Aux contraintes matérielles, s’ajoute également la difficulté pour les uns et les autres de passer d’un rapport salarial (relación de dependencia) à celui de coopérateurs, ce qui implique un saut qualitatif, voire une véritable révolution culturelle des esprits et des manières de faire. En effet, « l’atelier sans chronomètre » et sans contremaître peut conduire à des effets pervers : des comportements absentéistes ou de travail en dilettante obligent ainsi certains compañeros à rétablir une discipline stricte, voire à se séparer de ceux qui ne parviennent à endosser la responsabilité collective de la gestion ouvrière.

Toutes ces difficultés, ces contradictions, ne sont pas sans conséquences par rapport aux différentes cultures et trajectoires politiques qui traversent le phénomène des entreprises récupérées. Si certaines continuent de lutter pour la nationalisation sous contrôle ouvrier (Fasinpat, ex-Zanón) ou la reconnaissance du sujet du travailleur autogéré (Coordination Nationale des Travailleurs Autogérés), d’autres expériences ont préféré se consacrer plus exclusivement au travail productif et délaisser ainsi le terrain des revendications politiques.

En résumé, l’intérêt militant pour les expériences d’entreprises récupérées en Argentine n’est pas anodin, puisqu’il s’agit d’un phénomène avec une forte capacité d’incidence politique[7]. Il alimente ainsi la réflexion sur les modalités de riposte à l’offensive des marchés financiers et face aux mesures néolibérales qui assombrissent aujourd’hui les perspectives des nations européennes, la Grèce en premier lieu[8].
Toutefois, cet attrait militant doit également tenir compte de l’hétérogénéité des différentes situations et des difficultés et achoppements qui caractérisent les ERT. Par là même, la nécessité d’intégrer les contraintes auxquels font face ces ouvriers argentins doit pouvoir nourrir le réinvestissement des ces leçons dans la pratique, dans le soutien aux initiatives en cours (exemple des Fralib) ou en construction.
           
La prise en considération d’expériences autogestionnaires très riches (Fasinpat, Unión Solidaria de Trabajadores, Chilavert, etc.) n’a de sens que si l’on reconnaît la fragilité et la délicatesse de celles-ci, les difficultés et les contradictions de beaucoup d’autres.
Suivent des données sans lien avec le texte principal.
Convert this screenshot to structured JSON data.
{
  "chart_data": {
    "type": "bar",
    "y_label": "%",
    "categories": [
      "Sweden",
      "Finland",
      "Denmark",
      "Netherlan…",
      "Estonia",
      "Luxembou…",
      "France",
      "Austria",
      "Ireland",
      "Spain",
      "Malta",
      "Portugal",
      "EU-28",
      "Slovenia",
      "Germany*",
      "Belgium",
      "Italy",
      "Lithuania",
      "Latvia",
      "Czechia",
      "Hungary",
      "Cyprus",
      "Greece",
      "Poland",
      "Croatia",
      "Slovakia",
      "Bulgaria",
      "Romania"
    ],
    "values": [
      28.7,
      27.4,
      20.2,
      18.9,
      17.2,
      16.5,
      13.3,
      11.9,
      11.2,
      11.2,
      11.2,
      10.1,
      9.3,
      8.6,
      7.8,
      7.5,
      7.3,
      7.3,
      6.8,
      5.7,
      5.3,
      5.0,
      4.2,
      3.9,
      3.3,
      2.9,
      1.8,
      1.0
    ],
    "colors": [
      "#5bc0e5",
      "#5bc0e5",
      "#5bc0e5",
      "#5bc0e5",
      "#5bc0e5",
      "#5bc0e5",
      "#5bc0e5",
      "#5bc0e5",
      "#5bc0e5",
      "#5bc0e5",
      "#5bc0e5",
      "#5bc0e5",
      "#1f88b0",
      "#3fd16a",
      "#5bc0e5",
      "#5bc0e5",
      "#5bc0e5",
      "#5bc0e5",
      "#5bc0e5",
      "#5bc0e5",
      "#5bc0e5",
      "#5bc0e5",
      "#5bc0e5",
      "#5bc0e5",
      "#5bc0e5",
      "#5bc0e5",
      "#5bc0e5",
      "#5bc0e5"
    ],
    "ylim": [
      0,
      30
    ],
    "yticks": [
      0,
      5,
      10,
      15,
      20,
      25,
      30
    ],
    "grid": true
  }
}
La construction de l’autogestion, ici ou ailleurs, est à ce prix : réinvestir et soutenir ces dynamiques sans pour autant nier leur spécificité et les tensions qui les caractérisent.

Nils Solari
(Septembre 2012)


[1] Voir compte-rendu de L. Bernardi, dans Rouge & Vert n°347, p.17et sur
http://www.alternatifs.org/wiki/index.php/Atelier_3_:_les_entreprises_r%C3%A9cup%C3%A9r%C3%A9es_en_Argentine_avec_Nils_Solari  
[2] et ne pas le confondre ainsi avec cet autre miracle que certains attribuent à l’Argentine depuis 2002 ; Voir à ce sujet : Jérémy Rubenstein  & Nils Solari, Une vision trouble du Monde sur l’Argentine, Acrimed, 23 juillet 2012 : http://www.acrimed.org/article3865.html
[3] cf. La Documentation française
[4] Frédéric Vabre : « Entreprises Autogérées : Entre Mobilisation Et Normalisation. Analyse sociopolitique des pratiques récentes de « récupération » d’unités productives en Argentine.  in L’Argentine après la débâcle, Itinéraire d’une recomposition, Diana Quattorchi Woisson (dir.), Editions Houdiard, Octobre 2007.
[5] MNER (Mouvement National des Entreprises Récupérées), MNFRT (Mouvement National des Usines Récupérées), FACTA (Fédéréation Argentine de Travailleurs Autogérés), ANTA (Association Nationale de Travailleurs Autogérés), etc.
[6] Fernández Álvarez María Inés, 2007, De la recuperación como acción a la recuperación como proceso: prácticas de movilización social y acciones estatales en torno a las recuperaciones de fábricas, cuadernos de Antropología social, N° 25.
[7] Andrés Ruggeri (dir.), Las empresas recuperadas en la Argentina: informe del segundo relevamiento del programa, programa “facultad abierta”, Universidad de Buenos Aires, Buenos Aires, 2005
[8] Voir à ce sujet : Maurice Lemoine, Face aux créanciers, effronterie argentine et frilosité grecque, Le Monde Diplomatique, Avril 2012.